Hier warten seit zwei Wochen 100 Stollen frisch verpackt und in blauen Kisten gestapelt auf die Adventszeit. Die Backstube von Jan Henning Körner in Finkenwerder ist zwar groß, bietet aber nicht genügend Platz, um den klassischen Rosinenstollen für mehrere Wochen unterzubringen. "Einige Bäcker lagern ihren Stollen in Höhlen, meine Cousine in Blankenese im Kirchturm", erzählt Körner.

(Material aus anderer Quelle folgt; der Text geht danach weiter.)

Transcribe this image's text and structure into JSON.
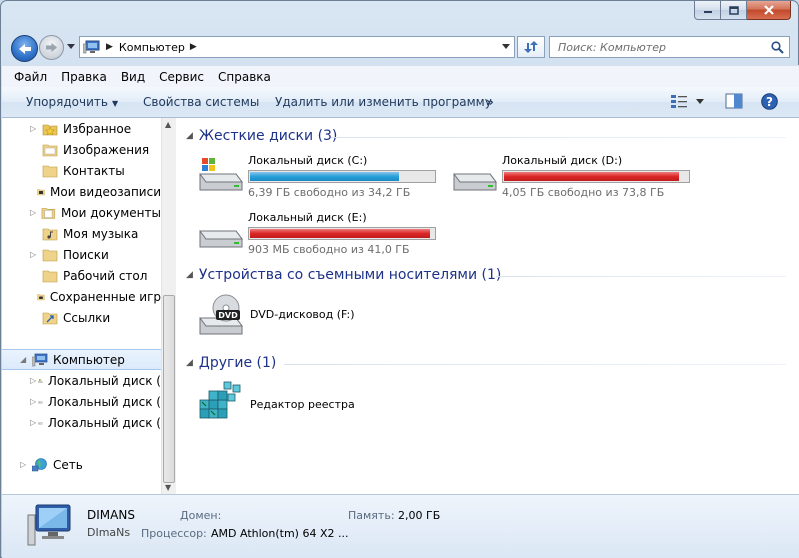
{
  "window": {
    "caption_buttons": [
      "minimize-icon",
      "maximize-icon",
      "close-icon"
    ]
  },
  "navigation": {
    "breadcrumb": "Компьютер",
    "search_placeholder": "Поиск: Компьютер"
  },
  "menu": {
    "items": [
      "Файл",
      "Правка",
      "Вид",
      "Сервис",
      "Справка"
    ]
  },
  "toolbar": {
    "organize": "Упорядочить",
    "system_properties": "Свойства системы",
    "uninstall": "Удалить или изменить программу",
    "more": "»"
  },
  "sidebar": {
    "favorites": [
      {
        "label": "Избранное",
        "icon": "star-folder-icon"
      },
      {
        "label": "Изображения",
        "icon": "folder-icon"
      },
      {
        "label": "Контакты",
        "icon": "folder-icon"
      },
      {
        "label": "Мои видеозаписи",
        "icon": "folder-icon"
      },
      {
        "label": "Мои документы",
        "icon": "folder-icon"
      },
      {
        "label": "Моя музыка",
        "icon": "folder-icon"
      },
      {
        "label": "Поиски",
        "icon": "folder-icon"
      },
      {
        "label": "Рабочий стол",
        "icon": "folder-icon"
      },
      {
        "label": "Сохраненные игр",
        "icon": "folder-icon"
      },
      {
        "label": "Ссылки",
        "icon": "folder-icon"
      }
    ],
    "computer": "Компьютер",
    "drives": [
      "Локальный диск (",
      "Локальный диск (",
      "Локальный диск ("
    ],
    "network": "Сеть"
  },
  "main": {
    "hard_drives_header": "Жесткие диски (3)",
    "drives": [
      {
        "name": "Локальный диск (C:)",
        "free": "6,39 ГБ свободно из 34,2 ГБ",
        "used_fraction": 0.81,
        "color": "#26a0da"
      },
      {
        "name": "Локальный диск (D:)",
        "free": "4,05 ГБ свободно из 73,8 ГБ",
        "used_fraction": 0.95,
        "color": "#da2626"
      },
      {
        "name": "Локальный диск (E:)",
        "free": "903 МБ свободно из 41,0 ГБ",
        "used_fraction": 0.98,
        "color": "#da2626"
      }
    ],
    "removable_header": "Устройства со съемными носителями (1)",
    "dvd": "DVD-дисковод (F:)",
    "other_header": "Другие (1)",
    "regedit": "Редактор реестра"
  },
  "details": {
    "computer_name": "DIMANS",
    "workgroup": "DImaNs",
    "domain_label": "Домен:",
    "processor_label": "Процессор:",
    "processor_value": "AMD Athlon(tm) 64 X2 ...",
    "memory_label": "Память:",
    "memory_value": "2,00 ГБ"
  }
}
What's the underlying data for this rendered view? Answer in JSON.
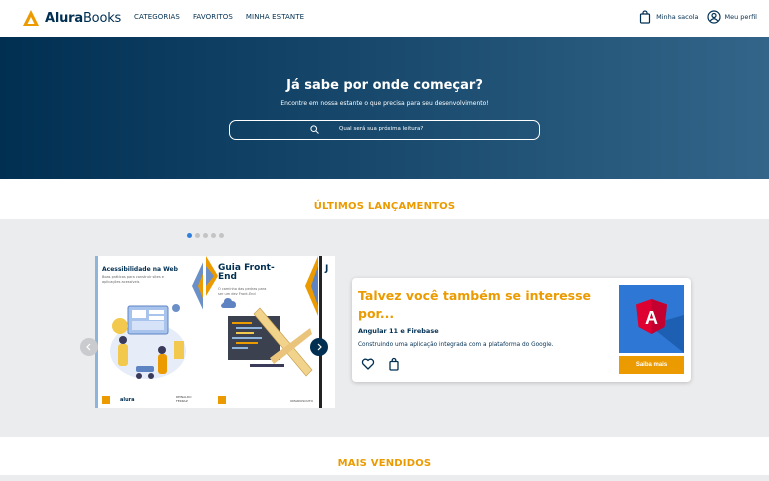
{
  "header": {
    "brand_bold": "Alura",
    "brand_light": "Books",
    "nav": [
      "CATEGORIAS",
      "FAVORITOS",
      "MINHA ESTANTE"
    ],
    "bag_label": "Minha sacola",
    "profile_label": "Meu perfil"
  },
  "hero": {
    "title": "Já sabe por onde começar?",
    "subtitle": "Encontre em nossa estante o que precisa para seu desenvolvimento!",
    "search_placeholder": "Qual será sua próxima leitura?"
  },
  "releases": {
    "title": "ÚLTIMOS LANÇAMENTOS",
    "carousel_pages": 5,
    "carousel_active": 1,
    "books": [
      {
        "title": "Acessibilidade na Web",
        "description": "Boas práticas para construir sites e aplicações acessíveis",
        "footer_brand": "alura",
        "author": "REINALDO FERRAZ"
      },
      {
        "title": "Guia Front-End",
        "description": "O caminho das pedras para ser um dev Front-End",
        "author": "OMARIOSOUTO"
      },
      {
        "title": "J"
      }
    ]
  },
  "recommendation": {
    "title": "Talvez você também se interesse por...",
    "book_title": "Angular 11 e Firebase",
    "book_description": "Construindo uma aplicação integrada com a plataforma do Google.",
    "button_label": "Saiba mais",
    "cover_letter": "A"
  },
  "bestsellers": {
    "title": "MAIS VENDIDOS"
  },
  "colors": {
    "navy": "#002f52",
    "accent_orange": "#eb9b00",
    "band_gray": "#ebecee",
    "active_dot": "#2f7fe0"
  }
}
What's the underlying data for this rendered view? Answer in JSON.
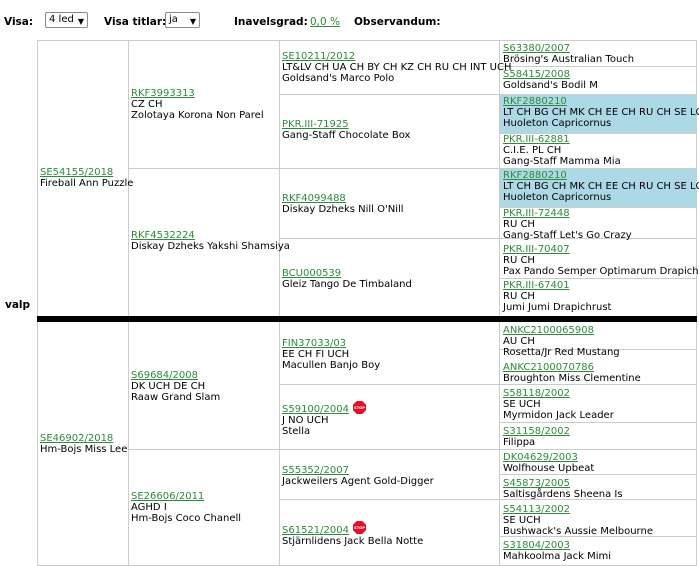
{
  "controls": {
    "visa_label": "Visa:",
    "visa_value": "4 led",
    "visa_titlar_label": "Visa titlar:",
    "visa_titlar_value": "ja",
    "inavelsgrad_label": "Inavelsgrad:",
    "inavelsgrad_value": "0,0 %",
    "observandum_label": "Observandum:"
  },
  "left_label": "valp",
  "sire": {
    "reg": "SE54155/2018",
    "titles": "",
    "name": "Fireball Ann Puzzle",
    "ss": {
      "reg": "RKF3993313",
      "titles": "CZ CH",
      "name": "Zolotaya Korona Non Parel",
      "sss": {
        "reg": "SE10211/2012",
        "titles": "LT&LV CH UA CH BY CH KZ CH RU CH INT UCH",
        "name": "Goldsand's Marco Polo",
        "ssss": {
          "reg": "S63380/2007",
          "titles": "",
          "name": "Brösing's Australian Touch"
        },
        "sssd": {
          "reg": "S58415/2008",
          "titles": "",
          "name": "Goldsand's Bodil M"
        }
      },
      "ssd": {
        "reg": "PKR.III-71925",
        "titles": "",
        "name": "Gang-Staff Chocolate Box",
        "ssds": {
          "reg": "RKF2880210",
          "titles": "LT CH BG CH MK CH EE CH RU CH SE LCH",
          "name": "Huoleton Capricornus"
        },
        "ssdd": {
          "reg": "PKR.III-62881",
          "titles": "C.I.E. PL CH",
          "name": "Gang-Staff Mamma Mia"
        }
      }
    },
    "sd": {
      "reg": "RKF4532224",
      "titles": "",
      "name": "Diskay Dzheks Yakshi Shamsiya",
      "sds": {
        "reg": "RKF4099488",
        "titles": "",
        "name": "Diskay Dzheks Nill O'Nill",
        "sdss": {
          "reg": "RKF2880210",
          "titles": "LT CH BG CH MK CH EE CH RU CH SE LCH",
          "name": "Huoleton Capricornus"
        },
        "sdsd": {
          "reg": "PKR.III-72448",
          "titles": "RU CH",
          "name": "Gang-Staff Let's Go Crazy"
        }
      },
      "sdd": {
        "reg": "BCU000539",
        "titles": "",
        "name": "Gleiz Tango De Timbaland",
        "sdds": {
          "reg": "PKR.III-70407",
          "titles": "RU CH",
          "name": "Pax Pando Semper Optimarum Drapichr"
        },
        "sddd": {
          "reg": "PKR.III-67401",
          "titles": "RU CH",
          "name": "Jumi Jumi Drapichrust"
        }
      }
    }
  },
  "dam": {
    "reg": "SE46902/2018",
    "titles": "",
    "name": "Hm-Bojs Miss Lee",
    "ds": {
      "reg": "S69684/2008",
      "titles": "DK UCH DE CH",
      "name": "Raaw Grand Slam",
      "dss": {
        "reg": "FIN37033/03",
        "titles": "EE CH FI UCH",
        "name": "Macullen Banjo Boy",
        "dsss": {
          "reg": "ANKC2100065908",
          "titles": "AU CH",
          "name": "Rosetta/Jr Red Mustang"
        },
        "dssd": {
          "reg": "ANKC2100070786",
          "titles": "",
          "name": "Broughton Miss Clementine"
        }
      },
      "dsd": {
        "reg": "S59100/2004",
        "titles": "J NO UCH",
        "name": "Stella",
        "badge": "STOP",
        "dsds": {
          "reg": "S58118/2002",
          "titles": "SE UCH",
          "name": "Myrmidon Jack Leader"
        },
        "dsdd": {
          "reg": "S31158/2002",
          "titles": "",
          "name": "Filippa"
        }
      }
    },
    "dd": {
      "reg": "SE26606/2011",
      "titles": "AGHD I",
      "name": "Hm-Bojs Coco Chanell",
      "dds": {
        "reg": "S55352/2007",
        "titles": "",
        "name": "Jackweilers Agent Gold-Digger",
        "ddss": {
          "reg": "DK04629/2003",
          "titles": "",
          "name": "Wolfhouse Upbeat"
        },
        "ddsd": {
          "reg": "S45873/2005",
          "titles": "",
          "name": "Saltisgårdens Sheena Is"
        }
      },
      "ddd": {
        "reg": "S61521/2004",
        "titles": "",
        "name": "Stjärnlidens Jack Bella Notte",
        "badge": "STOP",
        "ddds": {
          "reg": "S54113/2002",
          "titles": "SE UCH",
          "name": "Bushwack's Aussie Melbourne"
        },
        "dddd": {
          "reg": "S31804/2003",
          "titles": "",
          "name": "Mahkoolma Jack Mimi"
        }
      }
    }
  },
  "colors": {
    "link": "#2e8b3a",
    "highlight": "#add8e6",
    "stop": "#e0102a"
  }
}
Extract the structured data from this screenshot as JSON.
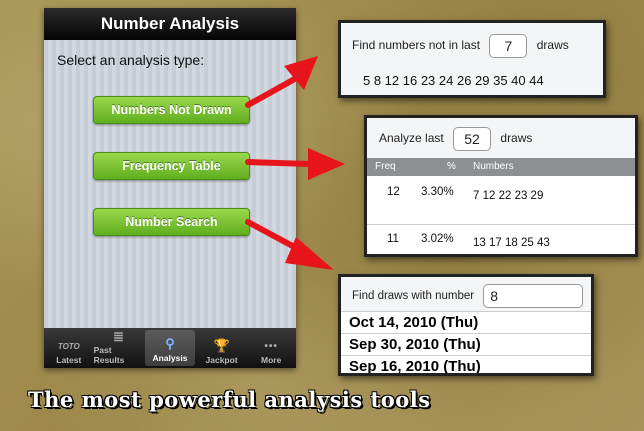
{
  "phone": {
    "title": "Number Analysis",
    "prompt": "Select an analysis type:",
    "buttons": [
      "Numbers Not Drawn",
      "Frequency Table",
      "Number Search"
    ],
    "tabs": [
      {
        "label": "Latest",
        "icon": "toto-logo-icon",
        "glyph": "TOTO"
      },
      {
        "label": "Past Results",
        "icon": "stack-icon",
        "glyph": "≣"
      },
      {
        "label": "Analysis",
        "icon": "analysis-magnifier-icon",
        "glyph": "⚲"
      },
      {
        "label": "Jackpot",
        "icon": "trophy-icon",
        "glyph": "🏆"
      },
      {
        "label": "More",
        "icon": "more-dots-icon",
        "glyph": "•••"
      }
    ],
    "active_tab": "Analysis"
  },
  "panel1": {
    "label_before": "Find numbers not in last",
    "value": "7",
    "label_after": "draws",
    "numbers": "5 8 12 16 23 24 26 29 35 40 44"
  },
  "panel2": {
    "label_before": "Analyze last",
    "value": "52",
    "label_after": "draws",
    "headers": [
      "Freq",
      "%",
      "Numbers"
    ],
    "rows": [
      {
        "freq": "12",
        "pct": "3.30%",
        "numbers": "7 12 22 23 29"
      },
      {
        "freq": "11",
        "pct": "3.02%",
        "numbers": "13 17 18 25 43"
      }
    ]
  },
  "panel3": {
    "label": "Find draws with number",
    "value": "8",
    "dates": [
      "Oct 14, 2010 (Thu)",
      "Sep 30, 2010 (Thu)",
      "Sep 16, 2010 (Thu)"
    ]
  },
  "tagline": "The most powerful analysis tools",
  "colors": {
    "arrow": "#e8141b",
    "button_green": "#6bbf22",
    "nav_black": "#111111"
  }
}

Da kam der Glockenturm an der kleinen Kirche gerade gelegen - und der "Finkwarder Klosterstollen" zu seinem Namen.

Einziges katholisches Kloster in Hamburg

Durch die Konzerte seines Gesangsvereins im Finkenwerder Kloster kam der Bäcker vor Jahren in Kontakt mit den drei Ordensschwester der Karmeliter. Ein Kloster mitten im Wohngebiet von Finkenwerder ist eher ungewöhnlich. Es existiert hier seit rund 20 Jahren und ist das einzige katholische Kloster in Hamburg. 1999 kamen drei Ordensschwestern aus Hessen in den Norden. In Finkenwerder gründeten sie erst eine sogenannte Karmelzelle, einen Ableger des Ordens. Seit 2014 ist das kleine Kloster selbstständig und unabhängig.

Die drei Ordensschwestern seien weltoffen und kontaktfreudig, berichtet Körner. Die Anfrage, seinen Stollen vor der Adventszeit zu beherbergen, fand sofort Zustimmung. Dass der Stollen dadurch auch einen neuen Namen bekommt, hält Schwester Maria für selbstverständlich. "Wenn der hier lagert, gehört sich das so", sagt sie schmunzelnd.

Eine kleine Versuchung sei der Stollen im Kirchturm schon, aber sie ergänzt: "Ich müsste dann schon einen ganzen essen und das wird zu viel." Außerdem verrät die Ordensschwester: "Ich mag am liebsten Zimtsterne. Beim Stollen muss ich immer ein bisschen aufpassen, sonst passen mir meine Sachen irgendwann nicht mehr."

"Finkwarder Klosterstollen" im Ort der Renner

Seit 60 Jahren ist der Familienbetrieb von Bäckermeister Jan Henning Körner in Finkenwerder eine Institution. Hier wird alles von Hand gebacken, mit viel Leidenschaft. "Ein handwerklicher Betrieb, der Spaß am Backen hat", so Körner. Insgesamt drei Filialen führt er mittlerweile in Finkenwerder. Die tägliche Laufkundschaft besteht nach wie vor. Die letzten Monate hatten dennoch negative Auswirkungen auf das Geschäft. Neben der Stammkundschaft im Laden beliefert die Bäckerei auch Restaurants und umliegende Betriebe, die gerade wegen des Lockdowns ihr Geschäft herunterfahren mussten.

Der "Finkwarder Klosterstollen" ist im Ort der Renner. Schon bevor der Advent beginnt, ist die Hälfte vorbestellt. Aber es muss niemand leer ausgehen. Denn in seiner Backstube ist für jeden Geschmack etwas dabei: Auch Orangen- oder Mohnstollen hat er im Sortiment. Für ihn selbst muss es dann aber doch der Klassiker sein: "Ich liebe Stollen und zwar Rosinenstollen", und fügt hinzu: "Da muss Butter drauf! Ohne mag ich das nicht, das war schon immer so."

Was hat der Christstollen mit Jesus zu tun? 

Der mit Rosinen und Sukkade gespickte Laib wird mit Hilfe des Zuckers haltbar gemacht, schließlich muss er nach dem Backen mehrere Wochen reifen. Nach christlichem Brauchtum symbolisiert der Puderzucker aber auch die Windel des Jesuskindes: Der Puderzucker umhüllt den Laib so fest wie die Windel das Baby. Das Kind in der Krippe musste gewickelt werden, um es auch vor äußeren Einflüssen zu schützen.